Un acte choquant lors du CHAP festival
Le CHAP festival à Viols-le-Fort a été touché par une scène qui a surpris et indigné les organisateurs : des tags d’extrême droite ont été découverts ce jeudi sur l’un des chapiteaux installés pour l’événement. Cet acte de dégradation, ciblant un espace culturel, met en lumière la vulnérabilité des lieux festifs face à des messages politiques hostiles et potentiellement haineux. Exemples précis : inscriptions visibles sur la toile du chapiteau, détérioration de l’esthétique et perturbation du montage pour les équipes techniques.
Réaction immédiate : plainte conjointe et démarches
Face à cette découverte, la mairie et les organisateurs ont décidé de porter plainte contre X, démarche classique lorsque l’auteur des faits est inconnu. Cette plainte vise à déclencher une enquête policière et à rassembler des preuves pour identifier les responsables. Points clés de la procédure :
- Déclaration au commissariat et dépôt de plainte officiel.
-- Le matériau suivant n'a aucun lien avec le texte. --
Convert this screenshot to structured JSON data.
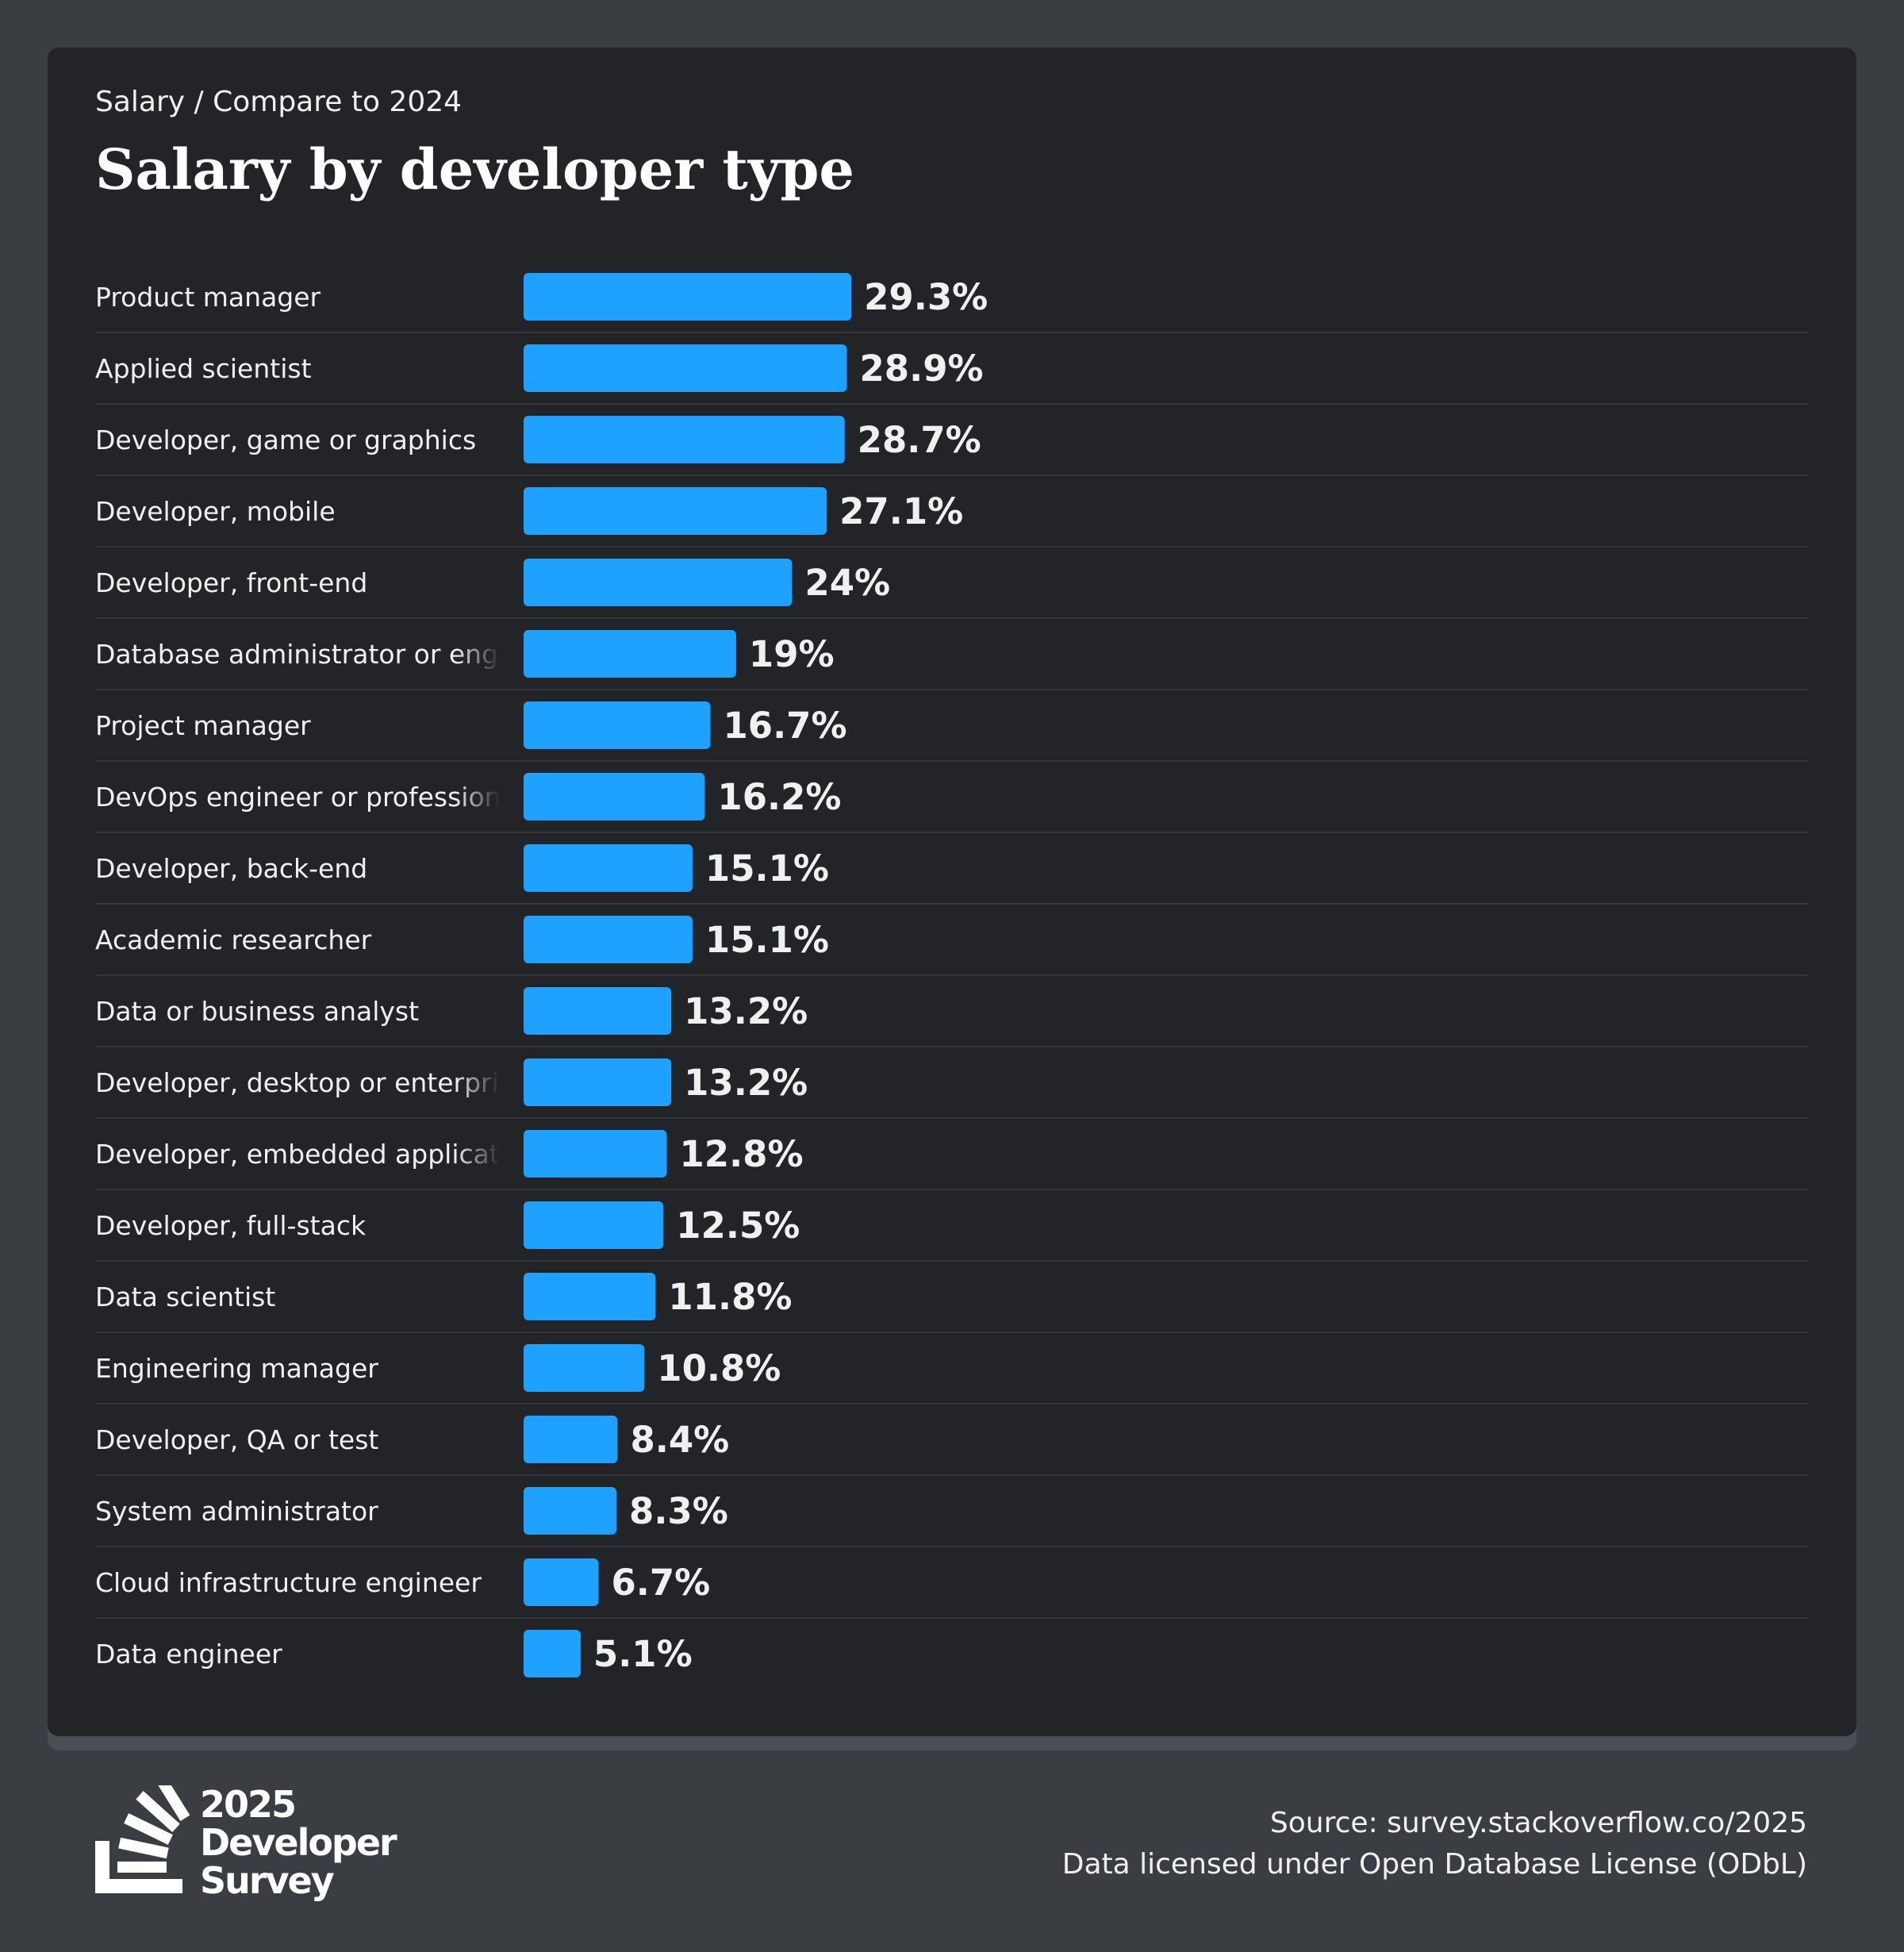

- Collecte d’éléments : photos, vidéos, témoignages des bénévoles.
- Ouverture d’une enquête par la police ou la gendarmerie, recherche d’indices techniques (caméras, traces).
Le contexte local et l’importance du CHAP festival
Le CHAP festival, évènement culturel ancré à Viols-le-Fort, attire des publics variés et met en avant des initiatives artistiques locales. La dégradation touche donc plus qu’un chapiteau : elle porte atteinte au vivre-ensemble et au climat culturel de la commune. Exemples d’enjeux :
- Protection des lieux culturels en milieu rural et périurbain.
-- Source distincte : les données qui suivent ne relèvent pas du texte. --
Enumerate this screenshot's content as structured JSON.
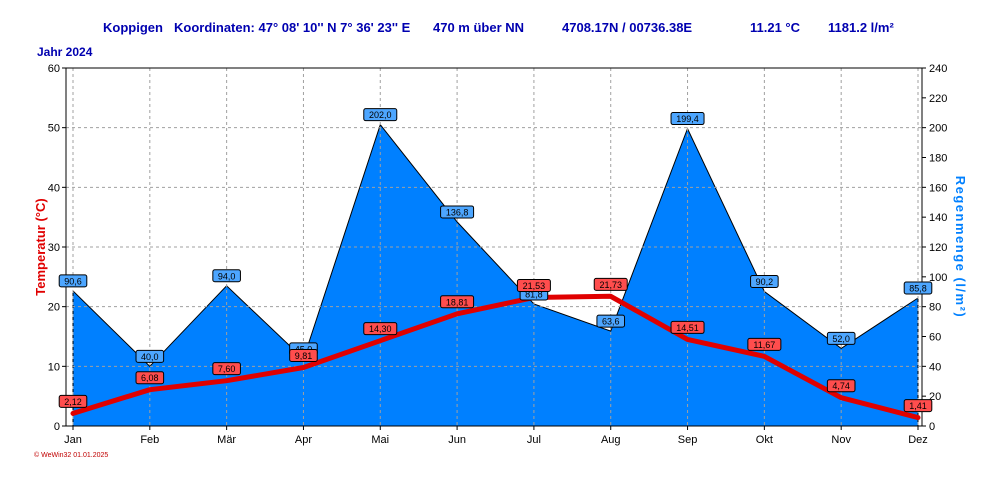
{
  "header": {
    "station": "Koppigen",
    "coords_label": "Koordinaten: 47° 08' 10'' N  7° 36' 23'' E",
    "altitude": "470 m über NN",
    "grid_ref": "4708.17N / 00736.38E",
    "mean_temp": "11.21 °C",
    "total_precip": "1181.2 l/m²",
    "year": "Jahr  2024"
  },
  "footer": {
    "copyright": "© WeWin32  01.01.2025"
  },
  "colors": {
    "temperature": "#e00000",
    "precipitation_fill": "#0080ff",
    "precipitation_axis": "#0080ff",
    "grid": "#a0a0a0",
    "title": "#0000b0",
    "precip_label_bg": "#4da6ff",
    "temp_label_bg": "#ff4d4d"
  },
  "chart_data": {
    "type": "area",
    "categories": [
      "Jan",
      "Feb",
      "Mär",
      "Apr",
      "Mai",
      "Jun",
      "Jul",
      "Aug",
      "Sep",
      "Okt",
      "Nov",
      "Dez"
    ],
    "series": [
      {
        "name": "Temperatur",
        "kind": "line",
        "axis": "left",
        "values": [
          2.12,
          6.08,
          7.6,
          9.81,
          14.3,
          18.81,
          21.53,
          21.73,
          14.51,
          11.67,
          4.74,
          1.41
        ],
        "labels": [
          "2,12",
          "6,08",
          "7,60",
          "9,81",
          "14,30",
          "18,81",
          "21,53",
          "21,73",
          "14,51",
          "11,67",
          "4,74",
          "1,41"
        ]
      },
      {
        "name": "Regenmenge",
        "kind": "area",
        "axis": "right",
        "values": [
          90.6,
          40.0,
          94.0,
          45.0,
          202.0,
          136.8,
          81.8,
          63.6,
          199.4,
          90.2,
          52.0,
          85.8
        ],
        "labels": [
          "90,6",
          "40,0",
          "94,0",
          "45,0",
          "202,0",
          "136,8",
          "81,8",
          "63,6",
          "199,4",
          "90,2",
          "52,0",
          "85,8"
        ]
      }
    ],
    "ylabel": "Temperatur  (°C)",
    "y2label": "Regenmenge  (l/m²)",
    "ylim": [
      0,
      60
    ],
    "y2lim": [
      0,
      240
    ],
    "yticks": [
      "0",
      "10",
      "20",
      "30",
      "40",
      "50",
      "60"
    ],
    "y2ticks": [
      "0",
      "20",
      "40",
      "60",
      "80",
      "100",
      "120",
      "140",
      "160",
      "180",
      "200",
      "220",
      "240"
    ],
    "grid": true,
    "legend": "none"
  }
}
- Impact sur la fréquentation et la confiance des artistes et du public.
- Coût et organisation du nettoyage et des réparations.
Conséquences pour l’organisation et la sécurité
Outre le préjudice matériel, ces tags créent une ambiance d’insécurité et peuvent décourager les bénévoles ou artistes. Les organisateurs doivent désormais concilier l’accueil du public et la mise en place de mesures pour éviter de nouveaux incidents. Mesures et exemples concrets :
- Augmentation des rondes de sécurité et présence renforcée sur le site.
- Nettoyage ou remplacement rapide des structures pour préserver l’image de l’événement.
- Communication transparente avec le public pour rassurer et mobiliser la solidarité locale.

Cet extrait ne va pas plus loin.